Lucky Cement Limited has announced a 5-for-1 stock split, aiming to enhance market accessibility, increase liquidity, and attract a broader range of investors.

The decision, disclosed in a notice to the Pakistan Stock Exchange (PSX) on February 21 was approved in a Board meeting held on February 20. The stock split remains subject to shareholder approval at an Extraordinary General Meeting (EoGM) scheduled for March 18.

Once implemented, Lucky Cement’s total outstanding shares will increase fivefold — from 293 million to 1,465 million ordinary shares — while the stock price will adjust proportionally, ensuring no change in overall market capitalization.

Why are stocks split?

Stock splits are a widely used strategy to make shares more affordable for retail investors, increasing market participation and improving trading efficiency. By lowering the price per share, the company seeks to attract small and retail investors, expanding its shareholder base and ensuring higher liquidity without introducing price volatility.

Unlike issuing bonus shares, which have tax implications, stock splits provide a tax-efficient method for shareholders to benefit from company growth.

M. Ali Tabba, CEO of Lucky Cement Limited, highlighted the company’s consistent growth and resilience, attributing its success to strategic reinvestment in expansion.

"Lucky Cement and its subsidiaries have experienced significant growth over the years.
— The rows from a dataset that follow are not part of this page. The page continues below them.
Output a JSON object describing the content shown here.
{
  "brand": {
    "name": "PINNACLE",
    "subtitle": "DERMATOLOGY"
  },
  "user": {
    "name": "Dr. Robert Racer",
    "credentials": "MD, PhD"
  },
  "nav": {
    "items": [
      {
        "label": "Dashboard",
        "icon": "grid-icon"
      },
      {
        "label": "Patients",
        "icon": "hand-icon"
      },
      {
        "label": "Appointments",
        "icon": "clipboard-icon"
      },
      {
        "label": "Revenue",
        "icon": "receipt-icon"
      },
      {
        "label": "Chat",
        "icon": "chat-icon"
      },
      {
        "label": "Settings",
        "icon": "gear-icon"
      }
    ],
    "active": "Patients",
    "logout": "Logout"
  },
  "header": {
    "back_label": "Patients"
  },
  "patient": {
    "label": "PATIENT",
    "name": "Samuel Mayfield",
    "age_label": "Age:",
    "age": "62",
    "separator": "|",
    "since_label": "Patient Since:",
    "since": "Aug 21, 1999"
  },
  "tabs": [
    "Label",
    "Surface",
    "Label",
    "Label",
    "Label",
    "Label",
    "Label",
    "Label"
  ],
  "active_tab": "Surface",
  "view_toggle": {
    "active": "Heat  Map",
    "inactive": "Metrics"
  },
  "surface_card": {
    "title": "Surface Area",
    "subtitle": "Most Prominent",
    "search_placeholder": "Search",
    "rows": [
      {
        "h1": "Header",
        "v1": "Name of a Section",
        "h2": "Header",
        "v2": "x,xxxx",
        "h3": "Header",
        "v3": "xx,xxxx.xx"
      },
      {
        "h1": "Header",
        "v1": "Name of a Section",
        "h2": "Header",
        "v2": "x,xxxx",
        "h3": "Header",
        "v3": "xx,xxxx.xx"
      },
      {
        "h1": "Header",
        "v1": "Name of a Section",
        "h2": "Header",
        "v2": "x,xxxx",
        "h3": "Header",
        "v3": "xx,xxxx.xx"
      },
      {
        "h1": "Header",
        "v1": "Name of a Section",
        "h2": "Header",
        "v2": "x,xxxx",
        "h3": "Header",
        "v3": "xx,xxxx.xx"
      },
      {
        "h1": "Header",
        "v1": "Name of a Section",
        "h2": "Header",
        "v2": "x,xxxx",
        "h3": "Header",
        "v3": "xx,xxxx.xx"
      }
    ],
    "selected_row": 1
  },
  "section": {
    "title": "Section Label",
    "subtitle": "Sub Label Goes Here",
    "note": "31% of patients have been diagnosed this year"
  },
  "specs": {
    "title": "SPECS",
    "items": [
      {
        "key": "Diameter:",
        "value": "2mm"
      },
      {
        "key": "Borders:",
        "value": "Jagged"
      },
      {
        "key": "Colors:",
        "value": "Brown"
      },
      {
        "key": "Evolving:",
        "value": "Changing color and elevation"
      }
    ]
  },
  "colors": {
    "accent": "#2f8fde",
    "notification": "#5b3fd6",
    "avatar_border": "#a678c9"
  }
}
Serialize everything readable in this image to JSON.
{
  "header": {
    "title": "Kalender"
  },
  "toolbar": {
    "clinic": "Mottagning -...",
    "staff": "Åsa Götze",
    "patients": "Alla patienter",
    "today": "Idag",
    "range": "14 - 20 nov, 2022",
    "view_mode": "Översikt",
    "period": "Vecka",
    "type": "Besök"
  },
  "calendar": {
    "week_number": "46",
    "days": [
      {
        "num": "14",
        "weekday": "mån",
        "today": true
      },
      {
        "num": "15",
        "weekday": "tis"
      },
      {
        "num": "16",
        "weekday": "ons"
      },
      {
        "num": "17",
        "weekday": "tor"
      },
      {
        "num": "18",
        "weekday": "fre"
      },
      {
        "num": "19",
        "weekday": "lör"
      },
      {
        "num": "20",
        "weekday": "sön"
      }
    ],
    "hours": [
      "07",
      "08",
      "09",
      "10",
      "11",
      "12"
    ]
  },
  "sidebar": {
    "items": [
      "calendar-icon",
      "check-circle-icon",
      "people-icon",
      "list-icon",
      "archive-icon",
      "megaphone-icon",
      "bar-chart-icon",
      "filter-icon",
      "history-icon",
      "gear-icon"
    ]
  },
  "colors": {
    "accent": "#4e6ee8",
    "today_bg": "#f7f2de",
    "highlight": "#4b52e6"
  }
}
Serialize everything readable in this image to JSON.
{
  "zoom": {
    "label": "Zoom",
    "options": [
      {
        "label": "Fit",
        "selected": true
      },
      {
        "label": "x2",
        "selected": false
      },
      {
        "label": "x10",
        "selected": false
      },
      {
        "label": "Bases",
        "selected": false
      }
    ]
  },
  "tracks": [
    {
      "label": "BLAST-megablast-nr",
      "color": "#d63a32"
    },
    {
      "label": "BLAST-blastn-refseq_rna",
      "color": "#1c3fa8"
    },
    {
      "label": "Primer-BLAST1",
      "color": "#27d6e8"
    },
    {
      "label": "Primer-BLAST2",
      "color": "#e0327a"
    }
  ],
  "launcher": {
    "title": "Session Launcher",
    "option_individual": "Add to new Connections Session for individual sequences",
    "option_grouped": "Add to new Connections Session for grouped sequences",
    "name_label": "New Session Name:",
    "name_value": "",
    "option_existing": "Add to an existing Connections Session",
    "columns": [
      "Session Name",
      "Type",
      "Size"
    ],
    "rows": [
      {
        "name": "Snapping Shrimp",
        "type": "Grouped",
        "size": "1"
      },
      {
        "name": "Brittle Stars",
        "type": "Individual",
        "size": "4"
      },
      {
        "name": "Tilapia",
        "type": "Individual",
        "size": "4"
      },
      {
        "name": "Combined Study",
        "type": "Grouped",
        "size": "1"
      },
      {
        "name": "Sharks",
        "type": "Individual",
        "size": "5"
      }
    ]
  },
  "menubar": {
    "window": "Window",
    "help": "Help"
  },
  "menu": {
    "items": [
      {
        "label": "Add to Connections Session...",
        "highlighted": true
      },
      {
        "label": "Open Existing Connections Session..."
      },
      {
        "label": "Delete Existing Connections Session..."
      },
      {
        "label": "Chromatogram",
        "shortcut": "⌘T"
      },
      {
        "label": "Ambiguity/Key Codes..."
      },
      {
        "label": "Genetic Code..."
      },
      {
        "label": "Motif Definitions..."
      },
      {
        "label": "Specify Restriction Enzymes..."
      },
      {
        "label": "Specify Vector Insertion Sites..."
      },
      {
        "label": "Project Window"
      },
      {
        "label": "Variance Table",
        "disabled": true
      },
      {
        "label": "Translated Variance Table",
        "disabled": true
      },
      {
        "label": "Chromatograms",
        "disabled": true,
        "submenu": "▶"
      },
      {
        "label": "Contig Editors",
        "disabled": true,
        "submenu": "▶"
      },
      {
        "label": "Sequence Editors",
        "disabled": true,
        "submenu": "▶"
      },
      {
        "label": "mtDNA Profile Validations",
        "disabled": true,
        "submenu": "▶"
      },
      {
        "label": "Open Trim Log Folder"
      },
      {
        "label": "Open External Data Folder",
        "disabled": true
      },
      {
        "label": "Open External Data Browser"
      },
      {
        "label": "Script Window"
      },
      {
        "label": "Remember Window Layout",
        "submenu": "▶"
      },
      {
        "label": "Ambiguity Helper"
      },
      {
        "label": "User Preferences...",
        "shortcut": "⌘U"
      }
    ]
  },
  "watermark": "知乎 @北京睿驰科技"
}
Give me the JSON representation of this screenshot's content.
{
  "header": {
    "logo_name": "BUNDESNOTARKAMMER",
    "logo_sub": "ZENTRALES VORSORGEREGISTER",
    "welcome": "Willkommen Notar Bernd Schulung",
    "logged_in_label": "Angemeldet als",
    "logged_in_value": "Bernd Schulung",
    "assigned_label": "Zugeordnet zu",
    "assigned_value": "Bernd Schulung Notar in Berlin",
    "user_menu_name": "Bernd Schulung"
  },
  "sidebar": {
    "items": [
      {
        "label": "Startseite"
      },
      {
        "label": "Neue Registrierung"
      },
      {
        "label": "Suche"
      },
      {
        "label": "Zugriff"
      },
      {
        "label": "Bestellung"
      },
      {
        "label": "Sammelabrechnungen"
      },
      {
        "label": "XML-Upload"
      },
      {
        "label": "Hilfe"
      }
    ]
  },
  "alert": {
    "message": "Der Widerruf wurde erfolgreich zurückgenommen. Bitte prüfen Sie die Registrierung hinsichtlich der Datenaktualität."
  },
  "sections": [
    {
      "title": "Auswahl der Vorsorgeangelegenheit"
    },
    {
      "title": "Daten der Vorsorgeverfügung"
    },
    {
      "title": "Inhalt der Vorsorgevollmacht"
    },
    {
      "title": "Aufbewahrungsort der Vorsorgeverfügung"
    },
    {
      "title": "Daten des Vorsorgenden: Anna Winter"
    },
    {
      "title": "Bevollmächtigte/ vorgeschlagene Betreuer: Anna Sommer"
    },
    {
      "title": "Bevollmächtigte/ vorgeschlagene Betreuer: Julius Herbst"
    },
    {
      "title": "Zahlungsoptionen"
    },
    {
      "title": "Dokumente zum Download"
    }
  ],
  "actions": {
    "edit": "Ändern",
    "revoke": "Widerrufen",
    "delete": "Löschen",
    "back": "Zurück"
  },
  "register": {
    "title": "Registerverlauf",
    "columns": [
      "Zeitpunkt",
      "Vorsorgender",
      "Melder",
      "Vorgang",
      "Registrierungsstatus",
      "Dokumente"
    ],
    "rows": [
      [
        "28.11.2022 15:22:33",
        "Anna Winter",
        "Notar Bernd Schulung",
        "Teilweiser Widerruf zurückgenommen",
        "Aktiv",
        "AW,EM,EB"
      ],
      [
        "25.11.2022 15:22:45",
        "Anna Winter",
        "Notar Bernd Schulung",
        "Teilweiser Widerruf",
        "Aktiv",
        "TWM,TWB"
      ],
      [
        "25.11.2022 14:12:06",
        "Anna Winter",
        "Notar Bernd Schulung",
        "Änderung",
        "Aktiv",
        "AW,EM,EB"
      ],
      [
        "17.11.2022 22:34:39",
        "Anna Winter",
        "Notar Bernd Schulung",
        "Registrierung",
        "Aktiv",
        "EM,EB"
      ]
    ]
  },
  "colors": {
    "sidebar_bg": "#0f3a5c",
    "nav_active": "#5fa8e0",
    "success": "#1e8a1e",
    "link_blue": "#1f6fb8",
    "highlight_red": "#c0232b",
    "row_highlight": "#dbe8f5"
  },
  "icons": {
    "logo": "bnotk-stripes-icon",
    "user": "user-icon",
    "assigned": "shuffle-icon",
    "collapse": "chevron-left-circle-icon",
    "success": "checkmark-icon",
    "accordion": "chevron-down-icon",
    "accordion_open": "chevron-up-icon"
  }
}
This stock split is a way to share our success story with a broader investor base, both locally and globally,” Tabba said.

He further noted that Lucky Cement’s strategy of reinvesting profits has strengthened its market position, making it more resilient to economic shocks.

Citing the company’s previous share buybacks, he emphasized that long-term shareholders who retained their shares have benefited from the company’s sustained growth, with this stock split further reinforcing shareholder value.